The Joffrey Studio Company performed the work, but McQueen said he felt that too many of his choices were questioned. More generally, he said he believed that his voice wasn’t being truly heard or valued by the broader ballet world, and he stayed away from that world for a while.

But while teaching ballet in New York City public schools as part of American Ballet Theatre’s outreach programs, he found that Black youths who were resistant to ballet could connect with it — if he used the right music and stories they could relate to.




“I love the magic of ballet and the language of ballet,” he said, “but I don’t love not being able to see my stories told.” So he founded Black Iris.

“Instead of waiting for someone to give me a seat at the table, I decided to build my own table,” he said. “It’s a vision of Black creatives telling our stories, our way, without being censored, and sharing those voices directly with our communities.”

“Wild” is part of that vision. “My mission is not to educate white people about the Black experience,” McQueen said. “My mission is to give young Black and brown people the opportunity to see their lives as art and the encouragement to dream bigger.”

Originally, McQueen hoped to develop “Wild” in detention centers, working directly with incarcerated young people. The project is supported in part by a Soros Justice Fellowship, given by the Open Society Foundation for projects that advance reform in the criminal justice system. McQueen is the first choreographer to be awarded one.

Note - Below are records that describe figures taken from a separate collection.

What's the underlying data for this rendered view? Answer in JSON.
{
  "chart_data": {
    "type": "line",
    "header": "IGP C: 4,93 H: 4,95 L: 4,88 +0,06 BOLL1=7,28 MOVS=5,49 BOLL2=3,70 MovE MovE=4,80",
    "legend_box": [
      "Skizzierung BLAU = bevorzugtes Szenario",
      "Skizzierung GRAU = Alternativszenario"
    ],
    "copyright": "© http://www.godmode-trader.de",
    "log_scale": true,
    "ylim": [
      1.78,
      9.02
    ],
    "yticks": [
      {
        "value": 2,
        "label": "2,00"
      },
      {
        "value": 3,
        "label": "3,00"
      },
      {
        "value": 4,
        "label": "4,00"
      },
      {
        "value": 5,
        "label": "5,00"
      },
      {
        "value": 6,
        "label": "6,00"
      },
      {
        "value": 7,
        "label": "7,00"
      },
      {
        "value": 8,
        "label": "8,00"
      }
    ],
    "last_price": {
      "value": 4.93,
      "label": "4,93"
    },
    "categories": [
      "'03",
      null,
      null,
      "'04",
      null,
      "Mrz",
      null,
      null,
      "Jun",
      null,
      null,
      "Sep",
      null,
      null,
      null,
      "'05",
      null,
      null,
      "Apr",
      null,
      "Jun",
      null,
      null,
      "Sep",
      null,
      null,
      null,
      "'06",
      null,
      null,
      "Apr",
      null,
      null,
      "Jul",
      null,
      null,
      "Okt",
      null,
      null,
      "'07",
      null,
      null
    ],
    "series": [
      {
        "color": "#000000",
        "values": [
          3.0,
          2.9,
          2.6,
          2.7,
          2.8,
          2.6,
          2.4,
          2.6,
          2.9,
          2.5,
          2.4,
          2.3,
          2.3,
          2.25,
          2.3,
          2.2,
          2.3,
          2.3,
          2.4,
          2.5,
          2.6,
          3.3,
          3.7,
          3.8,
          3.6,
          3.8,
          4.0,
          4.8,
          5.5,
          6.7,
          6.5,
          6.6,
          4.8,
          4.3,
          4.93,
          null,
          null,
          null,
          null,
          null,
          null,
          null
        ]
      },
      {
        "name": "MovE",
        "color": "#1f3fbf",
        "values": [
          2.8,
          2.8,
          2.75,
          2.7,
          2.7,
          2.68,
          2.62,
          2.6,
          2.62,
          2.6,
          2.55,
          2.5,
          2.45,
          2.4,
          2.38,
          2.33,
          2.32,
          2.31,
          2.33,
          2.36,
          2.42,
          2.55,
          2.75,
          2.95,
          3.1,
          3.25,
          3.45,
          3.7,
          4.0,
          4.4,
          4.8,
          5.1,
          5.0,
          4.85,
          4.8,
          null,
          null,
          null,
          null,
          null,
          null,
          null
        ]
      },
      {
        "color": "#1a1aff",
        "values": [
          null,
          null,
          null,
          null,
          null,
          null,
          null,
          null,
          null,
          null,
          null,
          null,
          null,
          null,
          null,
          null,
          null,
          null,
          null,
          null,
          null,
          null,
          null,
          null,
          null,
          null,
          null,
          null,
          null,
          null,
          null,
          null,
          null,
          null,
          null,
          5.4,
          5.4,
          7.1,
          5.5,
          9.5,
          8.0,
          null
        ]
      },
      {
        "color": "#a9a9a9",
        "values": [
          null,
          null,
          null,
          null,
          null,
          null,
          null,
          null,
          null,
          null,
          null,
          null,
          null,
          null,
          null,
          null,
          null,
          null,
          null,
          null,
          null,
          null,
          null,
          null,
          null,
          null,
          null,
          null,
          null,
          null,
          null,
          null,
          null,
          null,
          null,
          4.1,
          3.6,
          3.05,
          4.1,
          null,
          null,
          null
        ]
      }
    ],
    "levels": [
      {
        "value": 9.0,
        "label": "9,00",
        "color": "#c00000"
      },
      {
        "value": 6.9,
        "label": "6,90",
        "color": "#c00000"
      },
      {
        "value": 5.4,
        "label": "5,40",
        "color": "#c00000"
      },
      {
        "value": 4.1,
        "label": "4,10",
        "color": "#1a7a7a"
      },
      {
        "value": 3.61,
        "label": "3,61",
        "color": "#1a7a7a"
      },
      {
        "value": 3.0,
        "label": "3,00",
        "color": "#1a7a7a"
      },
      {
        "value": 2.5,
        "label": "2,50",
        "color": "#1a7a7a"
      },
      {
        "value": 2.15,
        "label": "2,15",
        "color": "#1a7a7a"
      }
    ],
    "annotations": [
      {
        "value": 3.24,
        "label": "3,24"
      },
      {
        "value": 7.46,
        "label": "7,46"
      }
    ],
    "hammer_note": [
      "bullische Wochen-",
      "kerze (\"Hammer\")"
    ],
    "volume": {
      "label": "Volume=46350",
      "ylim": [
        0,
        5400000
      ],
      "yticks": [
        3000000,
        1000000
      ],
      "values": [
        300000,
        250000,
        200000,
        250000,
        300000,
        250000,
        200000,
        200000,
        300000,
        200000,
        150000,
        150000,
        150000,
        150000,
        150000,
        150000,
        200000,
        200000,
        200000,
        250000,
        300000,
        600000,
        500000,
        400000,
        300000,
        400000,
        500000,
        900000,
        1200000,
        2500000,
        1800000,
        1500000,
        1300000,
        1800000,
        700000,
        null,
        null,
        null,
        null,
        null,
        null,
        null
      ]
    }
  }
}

After it became clear that filming in detention centers during the pandemic wouldn’t be possible, McQueen and Williams came up with the idea of representing the cell with a three-walled set inhabited by an adult dancer, Elijah Lancaster. At times, the walls look like concrete but they also fill with images of other young men in detention — personifying the wall markings in the Ross photograph — or with the boy’s fantasies.

Dancing expansively, Lancaster, a member of Ailey II, barely fits in the space. The images on the walls suggest a world beyond it. Sometimes, we hear words (taken from Ross’ book “Juvie Talk”) of young men in juvenile detention. We see photos of these men but also films of Black dancers from across the country responding to those stories in movement.

For Lancaster, 24, researching his part was an education. “Some of these kids were just in the wrong place at the wrong time,” he said. “So much injustice. That’s why this project needs to happen.”

Filming during a pandemic wasn’t easy, but the hardest part of making “Wild” was living up to the responsibility of telling real people’s stories though art. “You want to get it right,” McQueen said.

McQueen said he felt this pressure especially in his decision to address sexual abuse. “Wild” may have been inspired by a children’s book, but it includes corrections officers more menacing than Sendak’s monsters. One sexually assaults Lancaster’s character. The scene isn’t graphic, but it’s clear what is happening. The episode reflects many that McQueen discovered in his research.

“Can I do this?” McQueen recalled asking himself. He decided that he had to. “I can’t omit parts of the story to please other people,” he said.

For McQueen, this struggle against self-censorship is a residue of how he feels ballet companies have controlled and limited him in the past. “They want a censored and filtered version that meets their aesthetic and their idea of what Blackness is,” he said.

Working outside of those companies — handling all the fundraising and logistics alone — is challenging. “I don’t think people really understand how hard it is,” McQueen said.

In “Wild,” though, he can express everything he wants and in the dance language that he loves. When the boy imagines sailing the seas in that paper boat, he balances on top of his bed like a ballet dancer.